La Noire de… est considéré comme le premier long métrage de fiction d’un cinéaste d’Afrique subsaharienne, réalisé par  le romancier et cinéaste Ousmane Sembène (1923-2007).  Le film a marqué la fin du décret Laval pris en 1934, bien avant le régime de Vichy, qui interdisait aux Africains de faire du cinéma (!).

 À sa sortie le film a été largement acclamé, remportant de nombreux prix lors des festivals européens et africains et consacrant Sembene comme le père du cinéma africain.

C’est une adaptation d’une de ses nouvelles, elle même inspirée d’un  terrible fait divers, relaté par un entrefilet laconique paru dans Nice-Matin : «Une jeune négresse se tranche la gorge dans la salle de bains de ses patrons». Ce récit implacable d’une dépossession de soi  et d’une rapide descente aux enfers dénonce avec brio et la violence des rapports de domination issus de l’histoire coloniale, l’esclavage moderne et le machisme ambiant.

« C’est beau, la France »

Les premières images du film évoquent l’arrivé en France, par paquebot, d’une élégante et ravissante jeune sénégalaise, à la silhouette vive et gracieuse : véritable icône des sixties, lointaine cousine d’une Jean Seberg ou d’une Anna Karina.

Et voici  Diouana,  robe délicieuse et  boucle d’oreilles assorties, les talons de ses escarpins claquant sur les pavés.
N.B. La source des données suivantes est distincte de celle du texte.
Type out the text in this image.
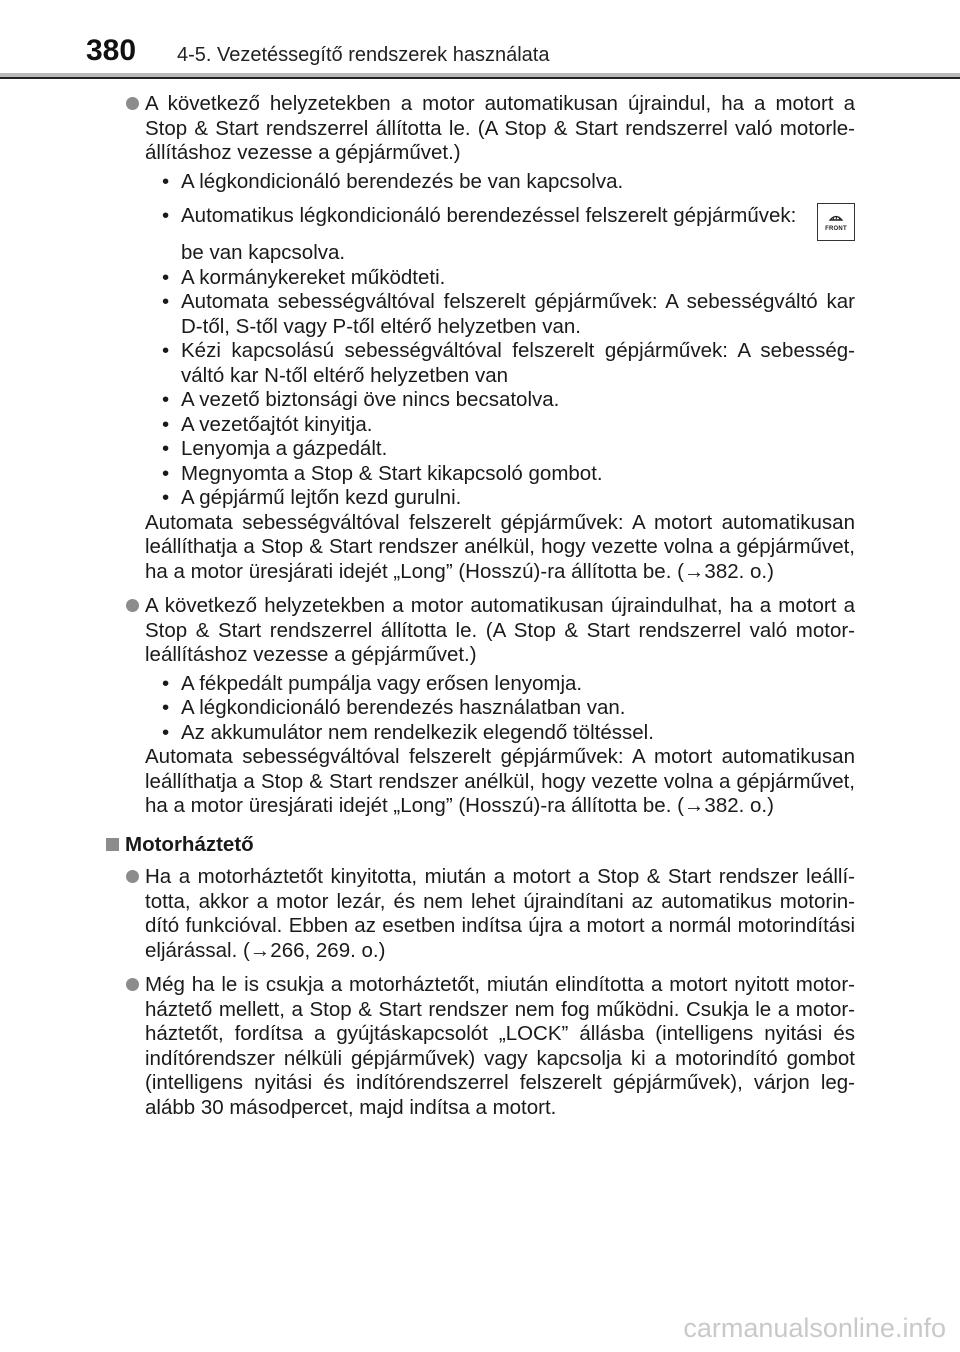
380 4-5. Vezetéssegítő rendszerek használata
A következő helyzetekben a motor automatikusan újraindul, ha a motort a Stop & Start rendszerrel állította le. (A Stop & Start rendszerrel való motorleállításhoz vezesse a gépjárművet.)
• A légkondicionáló berendezés be van kapcsolva.
• Automatikus légkondicionáló berendezéssel felszerelt gépjárművek:
FRONT
be van kapcsolva.
• A kormánykereket működteti.
• Automata sebességváltóval felszerelt gépjárművek: A sebességváltó kar D-től, S-től vagy P-től eltérő helyzetben van.
• Kézi kapcsolású sebességváltóval felszerelt gépjárművek: A sebességváltó kar N-től eltérő helyzetben van
• A vezető biztonsági öve nincs becsatolva.
• A vezetőajtót kinyitja.
• Lenyomja a gázpedált.
• Megnyomta a Stop & Start kikapcsoló gombot.
• A gépjármű lejtőn kezd gurulni.
Automata sebességváltóval felszerelt gépjárművek: A motort automatikusan leállíthatja a Stop & Start rendszer anélkül, hogy vezette volna a gépjárművet, ha a motor üresjárati idejét „Long” (Hosszú)-ra állította be. (→382. o.)
A következő helyzetekben a motor automatikusan újraindulhat, ha a motort a Stop & Start rendszerrel állította le. (A Stop & Start rendszerrel való motorleállításhoz vezesse a gépjárművet.)
• A fékpedált pumpálja vagy erősen lenyomja.
• A légkondicionáló berendezés használatban van.
• Az akkumulátor nem rendelkezik elegendő töltéssel.
Automata sebességváltóval felszerelt gépjárművek: A motort automatikusan leállíthatja a Stop & Start rendszer anélkül, hogy vezette volna a gépjárművet, ha a motor üresjárati idejét „Long” (Hosszú)-ra állította be. (→382. o.)
Motorháztető
Ha a motorháztetőt kinyitotta, miután a motort a Stop & Start rendszer leállította, akkor a motor lezár, és nem lehet újraindítani az automatikus motorindító funkcióval. Ebben az esetben indítsa újra a motort a normál motorindítási eljárással. (→266, 269. o.)
Még ha le is csukja a motorháztetőt, miután elindította a motort nyitott motorháztető mellett, a Stop & Start rendszer nem fog működni. Csukja le a motorháztetőt, fordítsa a gyújtáskapcsolót „LOCK” állásba (intelligens nyitási és indítórendszer nélküli gépjárművek) vagy kapcsolja ki a motorindító gombot (intelligens nyitási és indítórendszerrel felszerelt gépjárművek), várjon legalább 30 másodpercet, majd indítsa a motort.
carmanualsonline.info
Une belle apparition. Son patron l’attend au débarcadère et les dés sont vite jetés : la jeune beauté est venue rejoindre ses employeurs, une famille blanche de Dakar récemment installée à Antibes, pour s’occuper des enfants.  « C’est beau, la France » dit laconiquement le patron au volant de sa Simca, ponctuant ainsi le regard émerveillé de sa future « bonne à tout faire » qu’il ramène au bercail. Mais du pays rêvé, Diamo ne verra rien du tout. 

Perpétuellement enfermée dans l’appartement, condamnée exécuter toutes les taches ménagères, isolée, humiliée par sa patronne acariâtre et frustrée… elle voit tous ses rêves de liberté et d’émancipation s’évanouir, elle subit un véritable esclavage.

Entre révolte et désespoir…

La radieuse créature des premières images se flétrit à vue d’œil, son regard s’éteint, son corps se recroqueville, sa réaction face à l’exploitation éhontée dont elle est la victime est un mélange de révolte et de désespoir. On sent la force de caractère du personnage, dans son regard, dans sa gestuelle mais aussi dans ses considérations intîmes, relayée par une voix off véritable litanie-lamento à la fois poétique et politique.

Elle refuse tout d’abord de se soumettre et sa résistance se manifeste non seulement par son monologue intérieur mais aussi dans son rapport à son corps : préférant passer la serpillère en escarpins qu’en pantoufles, elle se fait semoncer par sa maitresse. Elle supporte mal le ridicule tablier de bonne qu’elle doit enfiler sur sa jolie robe, encore plus mal le gras baiser d’un invité ravi de son expérience :« Je n’avais encore jamais embrassé une négresse » et les larmes coulent malgré elle.

Elle tente la résistance, mais le rapport de force n’est pas en sa faveur, on le sait bien, elle le sait bien : elle qui ne parle que Wolof.

Ne reste que le désespoir… la voilà perdue dans ses souvenirs, autant de flash-backs qui révèlent son appétit de vivre, son énergie, sa grâce et son pouvoir de séduction perdus et ses derniers instants passés dans le faubourg ouvrier de Dakar. Autant de « tranches de vie » quasi documentaires et saluée par Jan Rouch à l’époque de la sortie du film.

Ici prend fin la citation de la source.